Inflammatory response is common in Q-CP and is closely related to the biological behavior and clinical prognosis of the disease. There is still controversy surrounding the best treatment for CP, especially for children. Current treatment paradigms, including surgical resection and radiotherapy, have increased morbidity in patients. Therefore, there is a great need for safer and more effective treatments for this disease. In recent years, great efforts have been made to fully detail the genome, transcriptome, and proteome of these tumors to identify potential therapeutic targets.

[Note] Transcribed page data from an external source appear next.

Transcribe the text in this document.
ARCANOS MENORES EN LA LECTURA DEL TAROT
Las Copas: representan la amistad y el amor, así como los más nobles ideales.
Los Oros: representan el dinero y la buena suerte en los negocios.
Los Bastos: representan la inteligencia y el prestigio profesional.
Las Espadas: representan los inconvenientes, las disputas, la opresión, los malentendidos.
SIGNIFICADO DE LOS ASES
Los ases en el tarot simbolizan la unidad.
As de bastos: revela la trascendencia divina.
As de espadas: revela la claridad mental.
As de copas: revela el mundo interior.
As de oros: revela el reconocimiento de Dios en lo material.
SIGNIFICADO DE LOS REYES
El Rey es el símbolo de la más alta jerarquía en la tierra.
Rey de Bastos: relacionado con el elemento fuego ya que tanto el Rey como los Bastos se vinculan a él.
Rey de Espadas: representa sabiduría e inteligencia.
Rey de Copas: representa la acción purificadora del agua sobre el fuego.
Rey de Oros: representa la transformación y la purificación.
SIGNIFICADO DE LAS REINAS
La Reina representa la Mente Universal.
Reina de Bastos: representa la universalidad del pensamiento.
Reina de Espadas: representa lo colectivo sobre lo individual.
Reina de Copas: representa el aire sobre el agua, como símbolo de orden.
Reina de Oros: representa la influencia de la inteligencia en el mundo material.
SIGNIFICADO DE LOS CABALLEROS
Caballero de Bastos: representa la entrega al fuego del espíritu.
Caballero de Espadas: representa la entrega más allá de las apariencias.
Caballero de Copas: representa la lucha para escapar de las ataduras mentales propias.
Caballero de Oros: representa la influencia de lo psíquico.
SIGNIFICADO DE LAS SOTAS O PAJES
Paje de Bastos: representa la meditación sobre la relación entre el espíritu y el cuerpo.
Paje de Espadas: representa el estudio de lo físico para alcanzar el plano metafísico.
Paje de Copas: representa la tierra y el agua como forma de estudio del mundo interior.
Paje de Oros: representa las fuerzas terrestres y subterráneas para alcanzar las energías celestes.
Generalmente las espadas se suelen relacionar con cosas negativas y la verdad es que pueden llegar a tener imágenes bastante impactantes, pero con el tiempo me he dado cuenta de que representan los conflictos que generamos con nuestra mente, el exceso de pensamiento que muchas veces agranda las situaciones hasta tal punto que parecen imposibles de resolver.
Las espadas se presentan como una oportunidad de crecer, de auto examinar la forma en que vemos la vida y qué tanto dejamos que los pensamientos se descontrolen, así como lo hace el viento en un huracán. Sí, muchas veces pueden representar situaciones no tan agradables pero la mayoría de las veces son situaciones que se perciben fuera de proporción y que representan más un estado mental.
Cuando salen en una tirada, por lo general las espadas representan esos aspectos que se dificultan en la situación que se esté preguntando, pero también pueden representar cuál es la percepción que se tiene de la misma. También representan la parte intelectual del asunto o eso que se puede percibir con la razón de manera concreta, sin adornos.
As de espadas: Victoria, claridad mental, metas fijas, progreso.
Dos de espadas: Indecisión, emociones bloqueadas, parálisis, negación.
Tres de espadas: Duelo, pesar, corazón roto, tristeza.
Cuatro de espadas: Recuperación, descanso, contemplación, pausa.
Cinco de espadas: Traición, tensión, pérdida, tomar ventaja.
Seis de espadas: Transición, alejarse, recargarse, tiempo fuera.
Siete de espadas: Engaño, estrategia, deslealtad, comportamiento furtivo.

The classical Wnt pathway plays an important role in the inflammatory response in ACP, but there are still no effective drugs that target this pathway. Several lines of evidence have shown that the activation of inflammation and the immune response plays a critical role in ACP progress. The use of inflammatory cytokine inhibitors and immunotherapy may aid in controlling tumor progression, reducing surgical difficulty, and improving long-term endocrine dysfunction.

Conclusion

Q-CPs are histologically benign brain tumors that often follow an aggressive clinical course. Given the relatively young age of patients with Q-CP and the need to improve prognosis, understanding the etiology of hypopituitarism has become increasingly important. Therefore, it is of great significance to elucidate the molecular mechanism by which the inflammatory response impacts CP pathogenesis. Analysis of these mechanisms has the potential to identify immunological therapeutic targets, which may help to reduce the difficulty of CP surgery and improve prognosis.